The Society for Planet and Prosperity has called for urgent reforms to Africa’s climate pledges to unlock sustainable growth and attract critical investment.
SPP, a leading African think tank dedicated to advancing sustainable development through climate policy, research, and stakeholder engagement, disclosed this in a new scoping paper titled “On the Road to COP30 and Beyond: Developing an Effective NDCs-LT-LEDS to Guide Africa’s Sustainable Development”.
In the report, SPP assessed the state of Nationally Determined Contributions (NDCs) and Long-Term Low Emission Development Strategies (LT-LEDS) across the continent, evaluating ambition, governance readiness, net-zero commitments, and implementation frameworks.
Drawing insights from Nigeria, Kenya, Malawi, Zambia, and Zimbabwe, the paper found that while African nations have made commendable commitments, implementation remains weak due to severe financing shortfalls.
With most countries racing to meet the extended September 2025 deadline for the third round of NDCs, SPP warns that without stronger alignment between NDCs, LT-LEDS, and national development plans, Africa risks missing both the Paris Agreement’s 1.5°C goal and the opportunity to leverage climate action for sustainable development.
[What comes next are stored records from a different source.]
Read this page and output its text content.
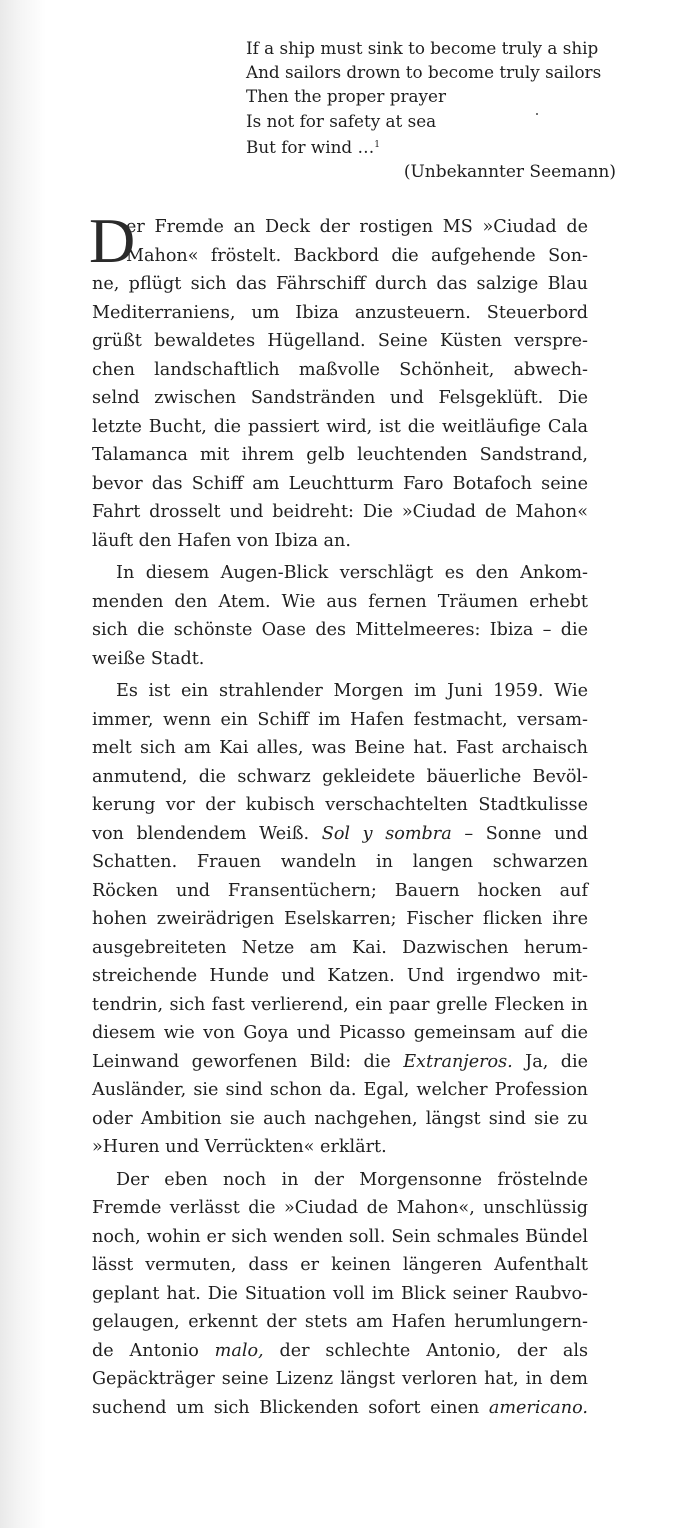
If a ship must sink to become truly a ship
And sailors drown to become truly sailors
Then the proper prayer
Is not for safety at sea
But for wind …$^1$
(Unbekannter Seemann)
D
er Fremde an Deck der rostigen MS »Ciudad de
Mahon« fröstelt. Backbord die aufgehende Son-
ne, pflügt sich das Fährschiff durch das salzige Blau
Mediterraniens, um Ibiza anzusteuern. Steuerbord
grüßt bewaldetes Hügelland. Seine Küsten verspre-
chen landschaftlich maßvolle Schönheit, abwech-
selnd zwischen Sandstränden und Felsgeklüft. Die
letzte Bucht, die passiert wird, ist die weitläufige Cala
Talamanca mit ihrem gelb leuchtenden Sandstrand,
bevor das Schiff am Leuchtturm Faro Botafoch seine
Fahrt drosselt und beidreht: Die »Ciudad de Mahon«
läuft den Hafen von Ibiza an.
In diesem Augen-Blick verschlägt es den Ankom-
menden den Atem. Wie aus fernen Träumen erhebt
sich die schönste Oase des Mittelmeeres: Ibiza – die
weiße Stadt.
Es ist ein strahlender Morgen im Juni 1959. Wie
immer, wenn ein Schiff im Hafen festmacht, versam-
melt sich am Kai alles, was Beine hat. Fast archaisch
anmutend, die schwarz gekleidete bäuerliche Bevöl-
kerung vor der kubisch verschachtelten Stadtkulisse
von blendendem Weiß. Sol y sombra – Sonne und
Schatten. Frauen wandeln in langen schwarzen
Röcken und Fransentüchern; Bauern hocken auf
hohen zweirädrigen Eselskarren; Fischer flicken ihre
ausgebreiteten Netze am Kai. Dazwischen herum-
streichende Hunde und Katzen. Und irgendwo mit-
tendrin, sich fast verlierend, ein paar grelle Flecken in
diesem wie von Goya und Picasso gemeinsam auf die
Leinwand geworfenen Bild: die Extranjeros. Ja, die
Ausländer, sie sind schon da. Egal, welcher Profession
oder Ambition sie auch nachgehen, längst sind sie zu
»Huren und Verrückten« erklärt.
Der eben noch in der Morgensonne fröstelnde
Fremde verlässt die »Ciudad de Mahon«, unschlüssig
noch, wohin er sich wenden soll. Sein schmales Bündel
lässt vermuten, dass er keinen längeren Aufenthalt
geplant hat. Die Situation voll im Blick seiner Raubvo-
gelaugen, erkennt der stets am Hafen herumlungern-
de Antonio malo, der schlechte Antonio, der als
Gepäckträger seine Lizenz längst verloren hat, in dem
suchend um sich Blickenden sofort einen americano.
Prof. Chukwumerije Okereke, President, SPP stated that Africa’s climate pledges risk remaining paper promises unless NDCs and LT-LEDS are reworked into bankable, investment-ready pipelines.
“This paper aims to lighthouse the path to sustainable development,” he added.
The scoping paper identified key barriers, including weak legal and governance structures, misalignment with national development strategies, lack of investment-grade sectoral targets, and limited technical and financial capacity to deliver viable projects.
To tackle these barriers, SPP outlined a practical framework to strengthen NDCs and LT-LEDS, anchored on five key pillars: robust governance structures, alignment with national development plans and LT-LEDS, clear and investment-ready sectoral targets, inclusive stakeholder engagement, and people-centered communication.
According to the report, COP30 in Belém, Brazil, presents a critical opportunity for African negotiators, finance institutions, and national leaders to transform climate pledges into investment-ready roadmaps that drive both decarbonisation and economic transformation.